Nonostante una stagione eccezionalmente piovosa, con volumi di pioggia e neve capaci di coprire il fabbisogno idrico di due intere stagioni irrigue, la provincia di Verona si trova paradossalmente a corto di risorse idriche effettivamente utilizzabili. La ragione di questa apparente contraddizione sta nella mancanza di infrastrutture capaci di trattenere e gestire le abbondanti acque cadute, che invece finiscono per essere disperse verso il mare.
L’efficacia limitata del lago di Garda e la carenza di bacini artificiali
Il lago di Garda, l’unico grande serbatoio naturale nella regione, nonostante la sua imponente capacità di 50 miliardi di metri cubi, gioca un ruolo marginale per l’irrigazione agricola del Veronese.
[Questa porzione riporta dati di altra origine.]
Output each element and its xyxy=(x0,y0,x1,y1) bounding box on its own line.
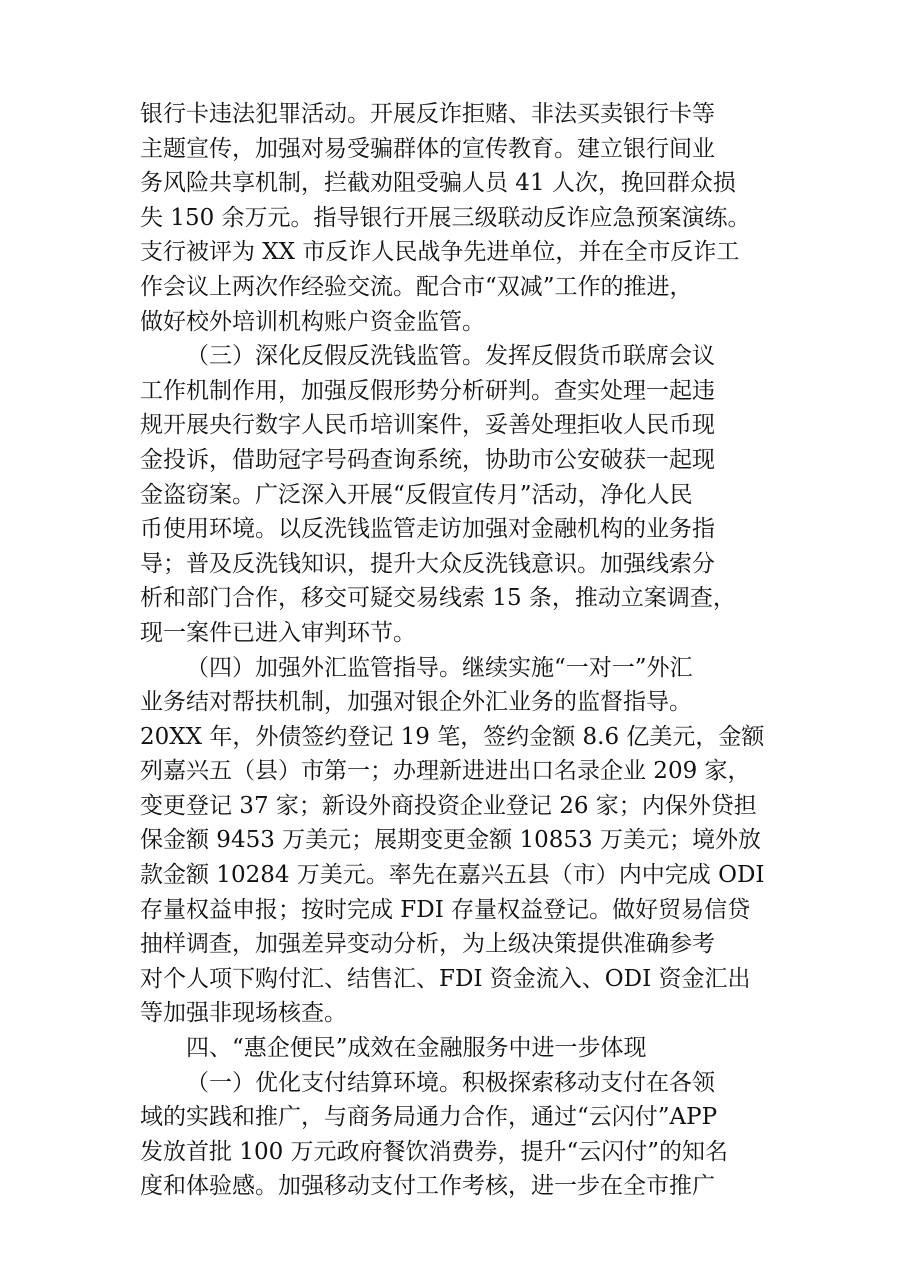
text-line: 工作机制作用，加强反假形势分析研判。查实处理一起违 xyxy=(140,377,715,404)
text-line: 析和部门合作，移交可疑交易线索 15 条，推动立案调查， xyxy=(140,585,736,612)
text-line: 等加强非现场核查。 xyxy=(140,1000,347,1027)
text-line: 支行被评为 XX 市反诈人民战争先进单位，并在全市反诈工 xyxy=(140,239,740,266)
text-line: 款金额 10284 万美元。率先在嘉兴五县（市）内中完成 ODI xyxy=(140,862,765,889)
text-line: 金盗窃案。广泛深入开展“反假宣传月”活动，净化人民 xyxy=(140,481,693,508)
text-line: 失 150 余万元。指导银行开展三级联动反诈应急预案演练。 xyxy=(140,204,751,231)
text-line: 对个人项下购付汇、结售汇、FDI 资金流入、ODI 资金汇出 xyxy=(140,965,751,992)
text-line: （三）深化反假反洗钱监管。发挥反假货币联席会议 xyxy=(186,343,715,370)
text-line: 作会议上两次作经验交流。配合市“双减”工作的推进， xyxy=(140,273,693,300)
text-line: 务风险共享机制，拦截劝阻受骗人员 41 人次，挽回群众损 xyxy=(140,170,736,197)
text-line: 列嘉兴五（县）市第一；办理新进进出口名录企业 209 家， xyxy=(140,758,751,785)
text-line: 银行卡违法犯罪活动。开展反诈拒赌、非法买卖银行卡等 xyxy=(140,101,715,127)
text-line: 发放首批 100 万元政府餐饮消费券，提升“云闪付”的知名 xyxy=(140,1138,729,1165)
text-line: 度和体验感。加强移动支付工作考核，进一步在全市推广 xyxy=(140,1173,715,1200)
text-line: 主题宣传，加强对易受骗群体的宣传教育。建立银行间业 xyxy=(140,135,715,162)
text-line: 四、“惠企便民”成效在金融服务中进一步体现 xyxy=(186,1035,647,1062)
text-line: 现一案件已进入审判环节。 xyxy=(140,619,416,646)
text-line: 币使用环境。以反洗钱监管走访加强对金融机构的业务指 xyxy=(140,516,715,543)
text-line: 存量权益申报；按时完成 FDI 存量权益登记。做好贸易信贷 xyxy=(140,896,751,923)
text-line: 变更登记 37 家；新设外商投资企业登记 26 家；内保外贷担 xyxy=(140,792,757,819)
text-line: 抽样调查，加强差异变动分析，为上级决策提供准确参考 xyxy=(140,931,715,958)
text-line: 业务结对帮扶机制，加强对银企外汇业务的监督指导。 xyxy=(140,689,692,716)
text-line: 保金额 9453 万美元；展期变更金额 10853 万美元；境外放 xyxy=(140,827,761,854)
text-line: （四）加强外汇监管指导。继续实施“一对一”外汇 xyxy=(186,654,693,681)
text-line: 做好校外培训机构账户资金监管。 xyxy=(140,308,485,335)
text-line: （一）优化支付结算环境。积极探索移动支付在各领 xyxy=(186,1069,715,1096)
text-line: 规开展央行数字人民币培训案件，妥善处理拒收人民币现 xyxy=(140,412,715,439)
text-line: 域的实践和推广，与商务局通力合作，通过“云闪付”APP xyxy=(140,1104,718,1131)
text-line: 20XX 年，外债签约登记 19 笔，签约金额 8.6 亿美元，金额 xyxy=(140,723,765,750)
text-line: 金投诉，借助冠字号码查询系统，协助市公安破获一起现 xyxy=(140,446,715,473)
document-body xyxy=(140,97,780,1204)
text-line: 导；普及反洗钱知识，提升大众反洗钱意识。加强线索分 xyxy=(140,550,715,577)
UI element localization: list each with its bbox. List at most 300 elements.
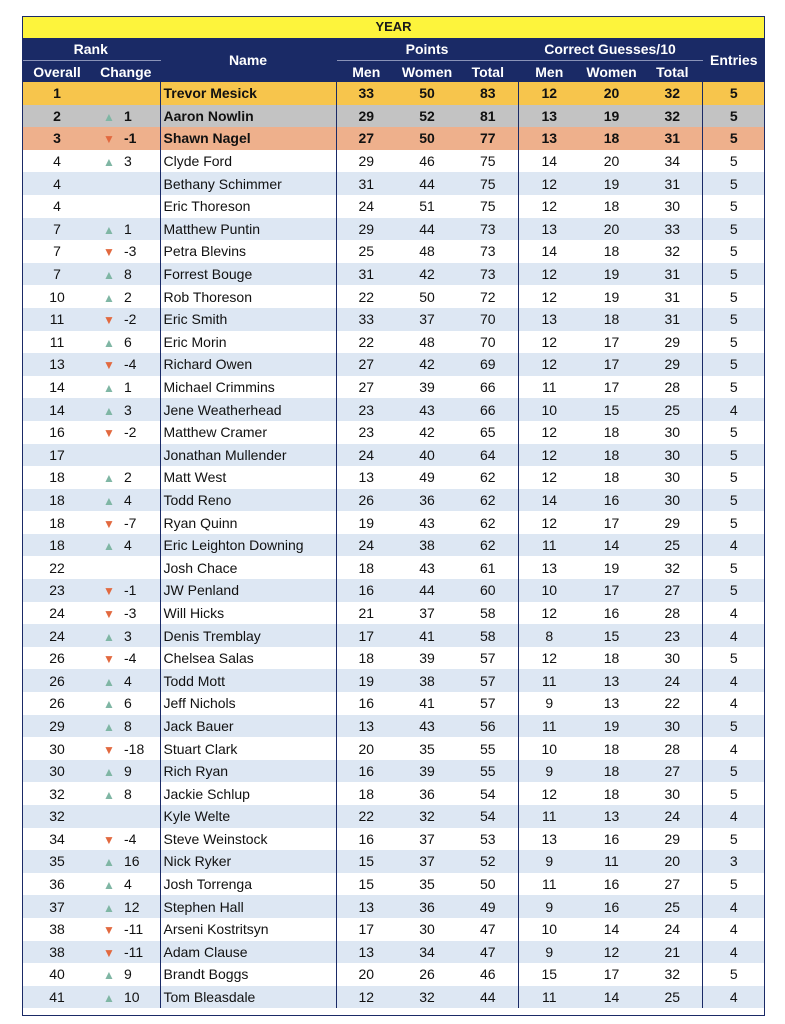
points-men-cell: 27 — [358, 379, 375, 396]
overall-rank-cell: 29 — [49, 717, 65, 734]
points-total-cell: 75 — [458, 172, 518, 195]
entries-cell: 5 — [729, 424, 738, 441]
points-women-cell: 37 — [419, 604, 435, 621]
up-arrow-icon: ▲ — [103, 109, 115, 124]
up-arrow-icon: ▲ — [103, 539, 115, 554]
correct-women-cell: 16 — [603, 491, 620, 508]
table-row — [22, 647, 765, 670]
overall-rank-cell: 18 — [49, 537, 65, 554]
correct-men-cell: 15 — [541, 966, 558, 983]
rank-change-value: 8 — [124, 266, 132, 283]
rank-change-value: -11 — [124, 943, 144, 960]
points-men-cell: 23 — [358, 424, 375, 441]
rank-change-value: 1 — [124, 107, 132, 124]
down-arrow-icon: ▼ — [103, 426, 115, 441]
correct-total-cell: 32 — [643, 105, 702, 128]
correct-women-cell: 18 — [603, 243, 620, 260]
table-row — [22, 376, 765, 399]
points-total-cell: 57 — [458, 692, 518, 715]
correct-women-cell: 14 — [603, 921, 620, 938]
correct-women-cell: 16 — [603, 876, 620, 893]
correct-women-header: Women — [580, 61, 643, 83]
points-total-cell: 64 — [458, 444, 518, 467]
entries-cell: 5 — [729, 717, 738, 734]
overall-rank-cell: 17 — [49, 446, 65, 463]
rank-change-value: -4 — [124, 650, 137, 667]
points-total-cell: 62 — [458, 489, 518, 512]
correct-total-cell: 31 — [643, 285, 702, 308]
rank-change-cell — [92, 172, 160, 195]
entries-cell: 5 — [729, 198, 738, 215]
entries-cell: 5 — [729, 966, 738, 983]
points-men-cell: 13 — [358, 469, 375, 486]
correct-women-cell: 15 — [603, 627, 620, 644]
correct-women-cell: 17 — [603, 966, 620, 983]
rank-change-cell — [92, 715, 160, 738]
up-arrow-icon: ▲ — [103, 290, 115, 305]
rank-change-value: -1 — [124, 582, 137, 599]
correct-women-cell: 16 — [603, 604, 620, 621]
points-women-cell: 48 — [419, 243, 435, 260]
up-arrow-icon: ▲ — [103, 991, 115, 1006]
points-men-cell: 33 — [358, 311, 375, 328]
table-row — [22, 669, 765, 692]
correct-total-cell: 32 — [643, 82, 702, 105]
overall-rank-cell: 14 — [49, 379, 65, 396]
table-row — [22, 918, 765, 941]
player-name-cell: Aaron Nowlin — [160, 105, 336, 128]
correct-total-cell: 27 — [643, 579, 702, 602]
table-row — [22, 602, 765, 625]
overall-header: Overall — [22, 61, 92, 83]
correct-women-cell: 18 — [603, 446, 620, 463]
down-arrow-icon: ▼ — [103, 245, 115, 260]
points-total-cell: 75 — [458, 195, 518, 218]
correct-women-cell: 18 — [603, 311, 620, 328]
overall-rank-cell: 37 — [49, 898, 65, 915]
overall-rank-cell: 2 — [53, 107, 61, 124]
points-men-cell: 19 — [358, 672, 375, 689]
correct-women-cell: 19 — [603, 107, 620, 124]
table-row — [22, 715, 765, 738]
rank-change-cell — [92, 850, 160, 873]
rank-header: Rank — [22, 38, 160, 61]
correct-men-cell: 14 — [541, 491, 558, 508]
correct-total-cell: 30 — [643, 647, 702, 670]
correct-men-cell: 12 — [541, 785, 558, 802]
up-arrow-icon: ▲ — [103, 381, 115, 396]
overall-rank-cell: 26 — [49, 650, 65, 667]
correct-women-cell: 13 — [603, 695, 620, 712]
rank-change-cell — [92, 895, 160, 918]
correct-total-cell: 21 — [643, 941, 702, 964]
rank-change-cell — [92, 376, 160, 399]
points-women-cell: 50 — [419, 130, 435, 147]
correct-total-cell: 28 — [643, 602, 702, 625]
correct-men-cell: 11 — [541, 537, 557, 554]
correct-men-cell: 10 — [541, 582, 558, 599]
points-total-cell: 58 — [458, 602, 518, 625]
rank-change-value: -4 — [124, 356, 137, 373]
correct-men-cell: 10 — [541, 401, 558, 418]
table-row — [22, 579, 765, 602]
points-total-cell: 66 — [458, 376, 518, 399]
table-row — [22, 489, 765, 512]
rank-change-value: -2 — [124, 311, 137, 328]
player-name-cell: Arseni Kostritsyn — [160, 918, 336, 941]
overall-rank-cell: 38 — [49, 943, 65, 960]
player-name-cell: Stuart Clark — [160, 737, 336, 760]
entries-cell: 4 — [729, 695, 738, 712]
entries-cell: 5 — [729, 582, 738, 599]
player-name-cell: Jack Bauer — [160, 715, 336, 738]
points-men-cell: 20 — [358, 966, 375, 983]
correct-total-cell: 29 — [643, 511, 702, 534]
overall-rank-cell: 14 — [49, 401, 65, 418]
points-women-cell: 30 — [419, 921, 435, 938]
points-women-cell: 35 — [419, 740, 435, 757]
correct-men-cell: 12 — [541, 604, 558, 621]
correct-men-cell: 12 — [541, 514, 558, 531]
correct-men-cell: 11 — [541, 876, 557, 893]
rank-change-cell — [92, 240, 160, 263]
points-women-cell: 36 — [419, 898, 435, 915]
points-women-cell: 41 — [419, 695, 435, 712]
correct-men-cell: 11 — [541, 808, 557, 825]
rank-change-cell — [92, 466, 160, 489]
points-women-cell: 36 — [419, 785, 435, 802]
points-women-cell: 46 — [419, 153, 435, 170]
points-men-cell: 16 — [358, 582, 375, 599]
correct-men-cell: 12 — [541, 175, 558, 192]
points-total-cell: 53 — [458, 828, 518, 851]
overall-rank-cell: 11 — [49, 333, 65, 350]
points-women-cell: 44 — [419, 175, 435, 192]
table-row — [22, 195, 765, 218]
entries-cell: 5 — [729, 514, 738, 531]
table-row — [22, 218, 765, 241]
overall-rank-cell: 13 — [49, 356, 65, 373]
overall-rank-cell: 35 — [49, 853, 65, 870]
entries-cell: 5 — [729, 220, 738, 237]
overall-rank-cell: 32 — [49, 785, 65, 802]
points-total-cell: 50 — [458, 873, 518, 896]
points-men-header: Men — [336, 61, 396, 83]
correct-total-cell: 31 — [643, 263, 702, 286]
rank-change-cell — [92, 353, 160, 376]
correct-men-cell: 12 — [541, 266, 558, 283]
table-row — [22, 963, 765, 986]
rank-change-cell — [92, 421, 160, 444]
overall-rank-cell: 7 — [53, 243, 61, 260]
correct-men-cell: 13 — [541, 311, 558, 328]
points-women-cell: 43 — [419, 401, 435, 418]
points-women-cell: 37 — [419, 853, 435, 870]
correct-total-cell: 24 — [643, 805, 702, 828]
correct-total-cell: 29 — [643, 331, 702, 354]
rank-change-cell — [92, 285, 160, 308]
correct-men-cell: 13 — [541, 220, 558, 237]
overall-rank-cell: 10 — [49, 288, 65, 305]
down-arrow-icon: ▼ — [103, 516, 115, 531]
points-total-cell: 56 — [458, 715, 518, 738]
points-women-cell: 38 — [419, 672, 435, 689]
correct-men-cell: 13 — [541, 830, 558, 847]
rank-change-cell — [92, 218, 160, 241]
overall-rank-cell: 34 — [49, 830, 65, 847]
points-total-cell: 69 — [458, 353, 518, 376]
points-total-cell: 61 — [458, 556, 518, 579]
correct-women-cell: 18 — [603, 785, 620, 802]
correct-total-cell: 30 — [643, 715, 702, 738]
correct-total-cell: 30 — [643, 782, 702, 805]
points-men-cell: 18 — [358, 785, 375, 802]
correct-total-cell: 29 — [643, 353, 702, 376]
rank-change-cell — [92, 82, 160, 105]
correct-men-cell: 11 — [541, 379, 557, 396]
points-total-cell: 66 — [458, 398, 518, 421]
correct-women-cell: 13 — [603, 808, 620, 825]
up-arrow-icon: ▲ — [103, 674, 115, 689]
table-row — [22, 308, 765, 331]
table-row — [22, 511, 765, 534]
entries-cell: 4 — [729, 627, 738, 644]
table-row — [22, 941, 765, 964]
points-total-cell: 83 — [458, 82, 518, 105]
table-row — [22, 737, 765, 760]
correct-women-cell: 18 — [603, 650, 620, 667]
entries-cell: 3 — [729, 853, 738, 870]
rank-change-cell — [92, 489, 160, 512]
name-header: Name — [160, 38, 336, 82]
player-name-cell: Clyde Ford — [160, 150, 336, 173]
correct-women-cell: 19 — [603, 175, 620, 192]
points-women-header: Women — [396, 61, 458, 83]
overall-rank-cell: 7 — [53, 220, 61, 237]
rank-change-value: -4 — [124, 830, 137, 847]
table-row — [22, 828, 765, 851]
points-women-cell: 38 — [419, 537, 435, 554]
overall-rank-cell: 18 — [49, 469, 65, 486]
table-row — [22, 805, 765, 828]
correct-men-cell: 12 — [541, 198, 558, 215]
correct-men-header: Men — [518, 61, 580, 83]
points-women-cell: 37 — [419, 311, 435, 328]
up-arrow-icon: ▲ — [103, 968, 115, 983]
correct-women-cell: 14 — [603, 537, 620, 554]
correct-men-cell: 12 — [541, 424, 558, 441]
points-total-cell: 72 — [458, 285, 518, 308]
entries-cell: 5 — [729, 107, 738, 124]
correct-men-cell: 8 — [545, 627, 554, 644]
correct-men-cell: 14 — [541, 243, 558, 260]
correct-men-cell: 14 — [541, 153, 558, 170]
correct-women-cell: 13 — [603, 672, 620, 689]
player-name-cell: Tom Bleasdale — [160, 986, 336, 1009]
points-women-cell: 43 — [419, 717, 435, 734]
points-women-cell: 40 — [419, 446, 435, 463]
entries-cell: 4 — [729, 537, 738, 554]
points-men-cell: 24 — [358, 446, 375, 463]
standings-sheet — [22, 16, 765, 1008]
rank-change-cell — [92, 127, 160, 150]
points-men-cell: 26 — [358, 491, 375, 508]
rank-change-value: -18 — [124, 740, 145, 757]
points-men-cell: 16 — [358, 830, 375, 847]
points-total-cell: 62 — [458, 466, 518, 489]
entries-cell: 5 — [729, 446, 738, 463]
correct-women-cell: 17 — [603, 379, 620, 396]
correct-total-cell: 27 — [643, 760, 702, 783]
correct-total-cell: 28 — [643, 737, 702, 760]
correct-women-cell: 16 — [603, 898, 620, 915]
rank-change-value: -11 — [124, 921, 144, 938]
correct-total-cell: 22 — [643, 692, 702, 715]
points-men-cell: 22 — [358, 333, 375, 350]
correct-women-cell: 18 — [603, 198, 620, 215]
player-name-cell: Matthew Puntin — [160, 218, 336, 241]
rank-change-value: 12 — [124, 898, 140, 915]
rank-change-value: 1 — [124, 379, 132, 396]
entries-cell: 5 — [729, 130, 738, 147]
rank-change-cell — [92, 669, 160, 692]
rank-change-value: 16 — [124, 853, 140, 870]
points-women-cell: 50 — [419, 288, 435, 305]
entries-cell: 5 — [729, 288, 738, 305]
correct-women-cell: 20 — [603, 85, 620, 102]
points-women-cell: 43 — [419, 514, 435, 531]
change-header: Change — [92, 61, 160, 83]
points-total-cell: 70 — [458, 308, 518, 331]
overall-rank-cell: 30 — [49, 740, 65, 757]
points-men-cell: 13 — [358, 717, 375, 734]
overall-rank-cell: 38 — [49, 921, 65, 938]
player-name-cell: Will Hicks — [160, 602, 336, 625]
overall-rank-cell: 4 — [53, 175, 61, 192]
points-women-cell: 41 — [419, 627, 435, 644]
points-total-cell: 75 — [458, 150, 518, 173]
entries-cell: 4 — [729, 808, 738, 825]
points-men-cell: 15 — [358, 876, 375, 893]
points-men-cell: 29 — [358, 220, 375, 237]
entries-cell: 4 — [729, 401, 738, 418]
correct-women-cell: 11 — [604, 853, 619, 870]
points-total-cell: 55 — [458, 760, 518, 783]
player-name-cell: Nick Ryker — [160, 850, 336, 873]
rank-change-value: 10 — [124, 989, 140, 1006]
points-women-cell: 48 — [419, 333, 435, 350]
up-arrow-icon: ▲ — [103, 765, 115, 780]
rank-change-value: 8 — [124, 785, 132, 802]
up-arrow-icon: ▲ — [103, 335, 115, 350]
up-arrow-icon: ▲ — [103, 403, 115, 418]
overall-rank-cell: 30 — [49, 763, 65, 780]
rank-change-cell — [92, 308, 160, 331]
correct-total-cell: 31 — [643, 127, 702, 150]
rank-change-cell — [92, 647, 160, 670]
correct-women-cell: 18 — [603, 469, 620, 486]
correct-men-cell: 12 — [541, 333, 558, 350]
correct-men-cell: 12 — [541, 446, 558, 463]
player-name-cell: Steve Weinstock — [160, 828, 336, 851]
correct-total-cell: 30 — [643, 195, 702, 218]
player-name-cell: Todd Mott — [160, 669, 336, 692]
rank-change-cell — [92, 195, 160, 218]
entries-cell: 5 — [729, 333, 738, 350]
player-name-cell: Eric Thoreson — [160, 195, 336, 218]
down-arrow-icon: ▼ — [103, 132, 115, 147]
rank-change-cell — [92, 624, 160, 647]
correct-total-cell: 24 — [643, 669, 702, 692]
entries-cell: 4 — [729, 921, 738, 938]
correct-total-cell: 33 — [643, 218, 702, 241]
correct-women-cell: 18 — [603, 763, 620, 780]
correct-women-cell: 18 — [603, 130, 620, 147]
points-women-cell: 35 — [419, 876, 435, 893]
rank-change-value: 4 — [124, 876, 132, 893]
up-arrow-icon: ▲ — [103, 697, 115, 712]
points-total-cell: 81 — [458, 105, 518, 128]
points-men-cell: 15 — [358, 853, 375, 870]
down-arrow-icon: ▼ — [103, 742, 115, 757]
table-row — [22, 421, 765, 444]
correct-total-cell: 31 — [643, 172, 702, 195]
points-men-cell: 27 — [358, 130, 375, 147]
points-women-cell: 44 — [419, 582, 435, 599]
correct-men-cell: 12 — [541, 356, 558, 373]
correct-women-cell: 16 — [603, 830, 620, 847]
table-row — [22, 285, 765, 308]
entries-header: Entries — [702, 38, 765, 82]
player-name-cell: Kyle Welte — [160, 805, 336, 828]
points-total-cell: 54 — [458, 782, 518, 805]
rank-change-value: 6 — [124, 695, 132, 712]
points-men-cell: 18 — [358, 559, 375, 576]
correct-total-cell: 28 — [643, 376, 702, 399]
correct-men-cell: 11 — [541, 717, 557, 734]
rank-change-cell — [92, 534, 160, 557]
overall-rank-cell: 7 — [53, 266, 61, 283]
correct-total-cell: 31 — [643, 308, 702, 331]
overall-rank-cell: 26 — [49, 672, 65, 689]
table-row — [22, 895, 765, 918]
correct-women-cell: 19 — [603, 266, 620, 283]
player-name-cell: Eric Smith — [160, 308, 336, 331]
entries-cell: 5 — [729, 469, 738, 486]
points-men-cell: 16 — [358, 763, 375, 780]
entries-cell: 5 — [729, 559, 738, 576]
correct-women-cell: 19 — [603, 288, 620, 305]
rank-change-value: -7 — [124, 514, 137, 531]
points-men-cell: 13 — [358, 898, 375, 915]
entries-cell: 5 — [729, 379, 738, 396]
correct-women-cell: 17 — [603, 356, 620, 373]
entries-cell: 5 — [729, 311, 738, 328]
player-name-cell: Denis Tremblay — [160, 624, 336, 647]
player-name-cell: Jene Weatherhead — [160, 398, 336, 421]
correct-total-cell: 27 — [643, 873, 702, 896]
table-row — [22, 127, 765, 150]
player-name-cell: Stephen Hall — [160, 895, 336, 918]
correct-men-cell: 9 — [545, 695, 554, 712]
rank-change-cell — [92, 963, 160, 986]
rank-change-value: 4 — [124, 491, 132, 508]
correct-women-cell: 19 — [603, 559, 620, 576]
rank-change-value: 3 — [124, 153, 132, 170]
rank-change-cell — [92, 511, 160, 534]
correct-total-cell: 32 — [643, 556, 702, 579]
rank-change-value: 9 — [124, 763, 132, 780]
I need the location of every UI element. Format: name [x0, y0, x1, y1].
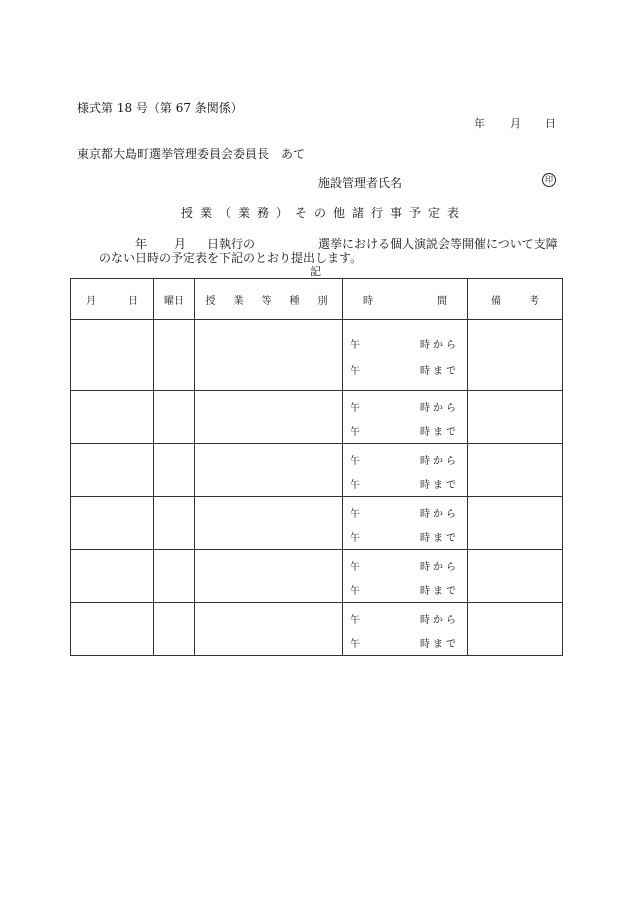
cell-time[interactable]	[343, 550, 468, 603]
time-from-am-pm: 午	[350, 340, 360, 351]
cell-time[interactable]	[343, 497, 468, 550]
cell-remarks[interactable]	[468, 603, 563, 656]
form-number: 様式第 18 号（第 67 条関係）	[77, 101, 243, 115]
table-row	[71, 603, 563, 656]
table-row	[71, 550, 563, 603]
cell-weekday[interactable]	[154, 550, 195, 603]
cell-month-day[interactable]	[71, 550, 154, 603]
seal-mark: 印	[542, 173, 556, 187]
time-to-am-pm: 午	[350, 533, 360, 544]
cell-remarks[interactable]	[468, 320, 563, 391]
time-to-label: 時まで	[420, 639, 459, 650]
cell-time[interactable]	[343, 391, 468, 444]
body-text-line1: 選挙における個人演説会等開催について支障	[318, 237, 558, 251]
body-month-label: 月	[174, 237, 187, 251]
time-from-am-pm: 午	[350, 456, 360, 467]
header-activity-type: 授 業 等 種 別	[195, 279, 343, 320]
cell-month-day[interactable]	[71, 444, 154, 497]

La sua utilità si limita principalmente alle aree del Mantovano, attraverso il Mincio e altri canali minori, lasciando il Veronese esposto a un rischio idrico non trascurabile.
La necessità di nuove soluzioni infrastrutturali
Secondo Francesco Crestani, rappresentante dell’ANBI, è fondamentale sviluppare infrastrutture che permettano di conservare la maggior quantità possibile di acqua. Il caso del bacino di Ferrara di Monte Baldo, sebbene utile per la centrale idroelettrica di Brentino, evidenzia la mancanza di capacità sufficiente e l’inadeguatezza delle formazioni geologiche locali, come le rocce calcaree, nel trattenere le acque.
Soluzioni proposte e sfide future
Per affrontare questa situazione, esperti e autorità locali sottolineano l’urgenza di investire in bacini artificiali e altre infrastrutture idrauliche che possano accumulare efficacemente le precipitazioni in eccesso. Questa strategia non solo garantirebbe una riserva idrica durante i periodi di maggiore necessità, ma contribuirebbe anche a mitigare gli effetti di future condizioni di siccità, sempre più frequenti a causa dei cambiamenti climatici.